Core Concepts
Different encoding techniques, including Ordinal, One-Hot, Rarelabel, String Similarity, Summary, and Target encoding, have varying impacts on the performance of entity and context embeddings in tabular learning tasks. The results show that String Similarity encoding generally outperforms the commonly used Ordinal encoding, especially for multi-label classification problems.
Abstract
The work examines the effect of different encoding techniques on entity and context embeddings in tabular learning. It starts by discussing discretization methods, including unsupervised (k-means) and supervised (decision tree) approaches, to handle continuous variables.
The paper then explores various encoding techniques, including Ordinal, One-Hot, Rarelabel, String Similarity, Summary, and Target encoding. These methods are used to transform categorical features into a numerical representation suitable for machine learning algorithms.
The experimental setup involves preprocessing 10 datasets from the UCI Machine Learning Repository, both binary and multi-label classification tasks. The datasets are first discretized using a decision tree-based approach, and then the different encoding techniques are applied.
Two neural network models are implemented: the Entity model, which uses parallel embedding layers, and the Context model, which incorporates a transformer-based encoder. The models are trained and evaluated using the preprocessed data, and the F1-score is used as the primary performance metric.
The results show that String Similarity encoding generally outperforms the commonly used Ordinal encoding, especially on multi-label classification problems. One-Hot, Rarelabel, and String Similarity encodings also outperform Ordinal encoding on several datasets. However, the improved performance comes at the cost of increased computation time, particularly for high-cardinality features.
The paper concludes by suggesting future research directions, such as investigating the impact of encoding techniques on neural networks with both continuous and discrete inputs, understanding the challenges of target encoding, and analyzing how the encoders affect the class structures captured in the entity and context embeddings.
Stats
"Discretization is conducted using a decision tree model due to the advantages it offers as mentioned in the last paragraph of section II."

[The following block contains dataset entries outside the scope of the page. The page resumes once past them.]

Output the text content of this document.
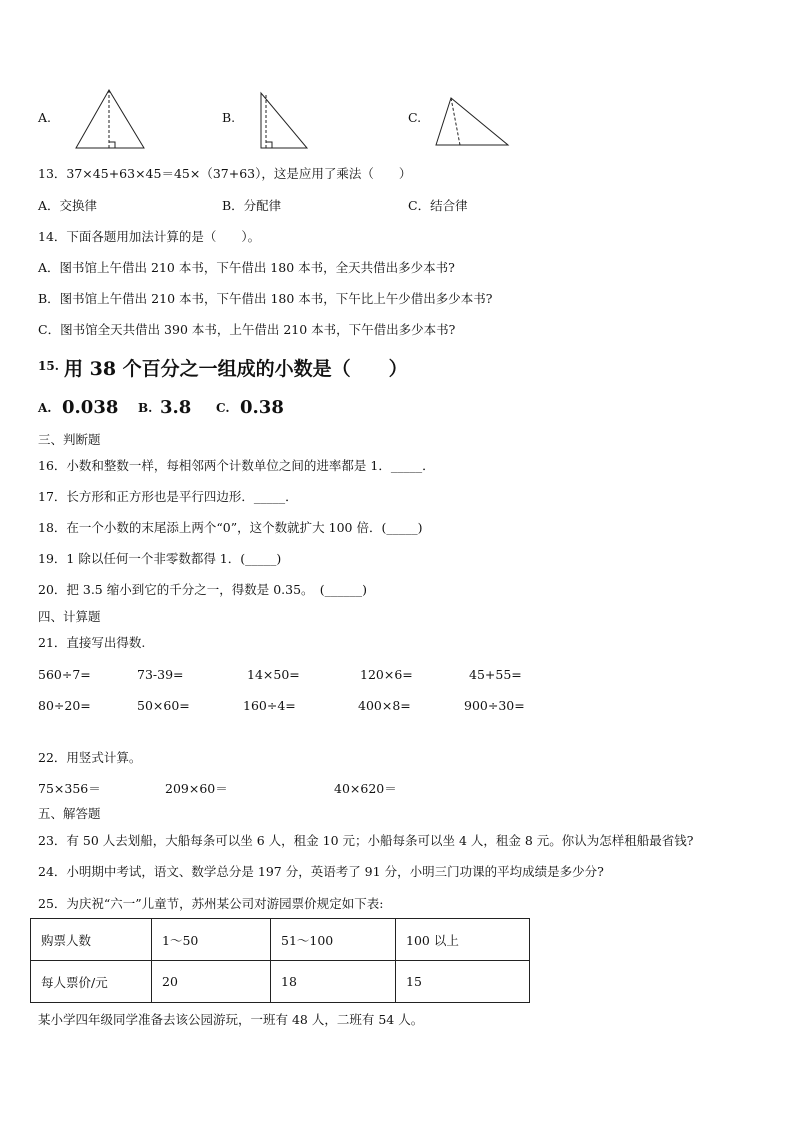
A.	B.	C.
13．37×45+63×45＝45×（37+63），这是应用了乘法（　　）
A．交换律	B．分配律	C．结合律
14．下面各题用加法计算的是（　　）。
A．图书馆上午借出 210 本书，下午借出 180 本书，全天共借出多少本书?
B．图书馆上午借出 210 本书，下午借出 180 本书，下午比上午少借出多少本书?
C．图书馆全天共借出 390 本书，上午借出 210 本书，下午借出多少本书?
15. 用 38 个百分之一组成的小数是（　　）
A. 0.038 B. 3.8 C. 0.38
三、判断题
16．小数和整数一样，每相邻两个计数单位之间的进率都是 1．_____．
17．长方形和正方形也是平行四边形．_____．
18．在一个小数的末尾添上两个“0”，这个数就扩大 100 倍．(_____)
19．1 除以任何一个非零数都得 1．(_____)
20．把 3.5 缩小到它的千分之一，得数是 0.35。　(______)
四、计算题
21．直接写出得数.
560÷7=	73-39=	14×50=	120×6=	45+55=
80÷20=	50×60=	160÷4=	400×8=	900÷30=
22．用竖式计算。
75×356＝	209×60＝	40×620＝
五、解答题
23．有 50 人去划船，大船每条可以坐 6 人，租金 10 元；小船每条可以坐 4 人，租金 8 元。你认为怎样租船最省钱?
24．小明期中考试，语文、数学总分是 197 分，英语考了 91 分，小明三门功课的平均成绩是多少分?
25．为庆祝“六一”儿童节，苏州某公司对游园票价规定如下表:
购票人数	1～50	51～100	100 以上
每人票价/元	20	18	15
某小学四年级同学准备去该公园游玩，一班有 48 人，二班有 54 人。
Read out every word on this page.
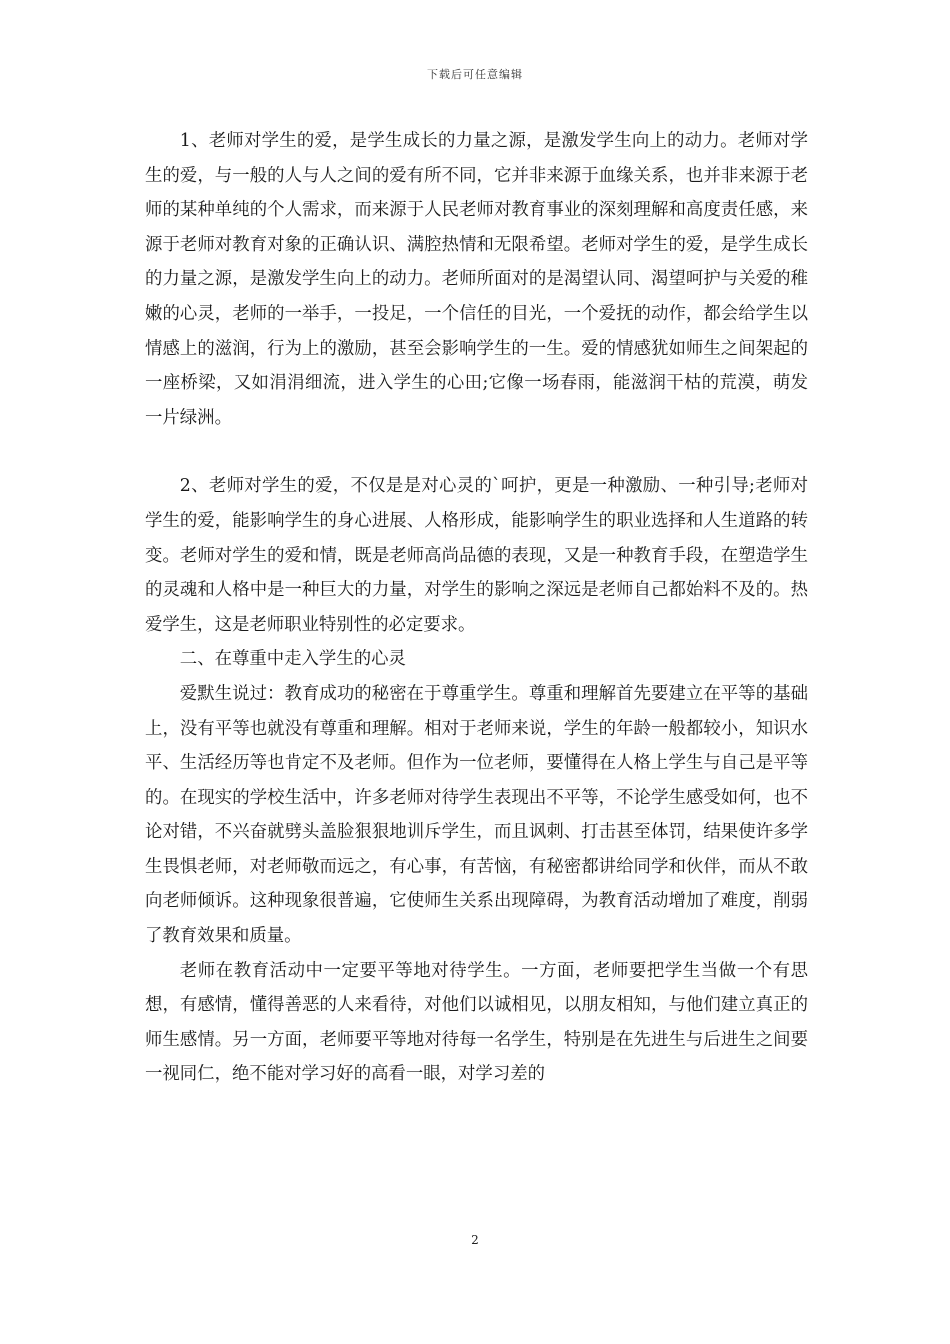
下载后可任意编辑

1、老师对学生的爱，是学生成长的力量之源，是激发学生向上的动力。老师对学生的爱，与一般的人与人之间的爱有所不同，它并非来源于血缘关系，也并非来源于老师的某种单纯的个人需求，而来源于人民老师对教育事业的深刻理解和高度责任感，来源于老师对教育对象的正确认识、满腔热情和无限希望。老师对学生的爱，是学生成长的力量之源，是激发学生向上的动力。老师所面对的是渴望认同、渴望呵护与关爱的稚嫩的心灵，老师的一举手，一投足，一个信任的目光，一个爱抚的动作，都会给学生以情感上的滋润，行为上的激励，甚至会影响学生的一生。爱的情感犹如师生之间架起的一座桥梁，又如涓涓细流，进入学生的心田;它像一场春雨，能滋润干枯的荒漠，萌发一片绿洲。

2、老师对学生的爱，不仅是是对心灵的`呵护，更是一种激励、一种引导;老师对学生的爱，能影响学生的身心进展、人格形成，能影响学生的职业选择和人生道路的转变。老师对学生的爱和情，既是老师高尚品德的表现，又是一种教育手段，在塑造学生的灵魂和人格中是一种巨大的力量，对学生的影响之深远是老师自己都始料不及的。热爱学生，这是老师职业特别性的必定要求。

二、在尊重中走入学生的心灵

爱默生说过：教育成功的秘密在于尊重学生。尊重和理解首先要建立在平等的基础上，没有平等也就没有尊重和理解。相对于老师来说，学生的年龄一般都较小，知识水平、生活经历等也肯定不及老师。但作为一位老师，要懂得在人格上学生与自己是平等的。在现实的学校生活中，许多老师对待学生表现出不平等，不论学生感受如何，也不论对错，不兴奋就劈头盖脸狠狠地训斥学生，而且讽刺、打击甚至体罚，结果使许多学生畏惧老师，对老师敬而远之，有心事，有苦恼，有秘密都讲给同学和伙伴，而从不敢向老师倾诉。这种现象很普遍，它使师生关系出现障碍，为教育活动增加了难度，削弱了教育效果和质量。

老师在教育活动中一定要平等地对待学生。一方面，老师要把学生当做一个有思想，有感情，懂得善恶的人来看待，对他们以诚相见，以朋友相知，与他们建立真正的师生感情。另一方面，老师要平等地对待每一名学生，特别是在先进生与后进生之间要一视同仁，绝不能对学习好的高看一眼，对学习差的

2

"To perform discretization, the mean accuracy divided by the standard deviation of the cross-validated model is used to choose a suited α."
"The remaining nodes represent the bin edges for interval construction, where each value of the continuous variable is assigned to the corresponding bin."
Quotes
"String similarity encoding compares class names in order to form a similarity matrix. While many methods exist to compare two strings with each other[28], the Jaro-Winkler similarity[29] will be given as an example."
"Returning loss, accuracy and the prediction probabilities to form metrics as well as keeping track of the training time builds the foundation for the evaluation process."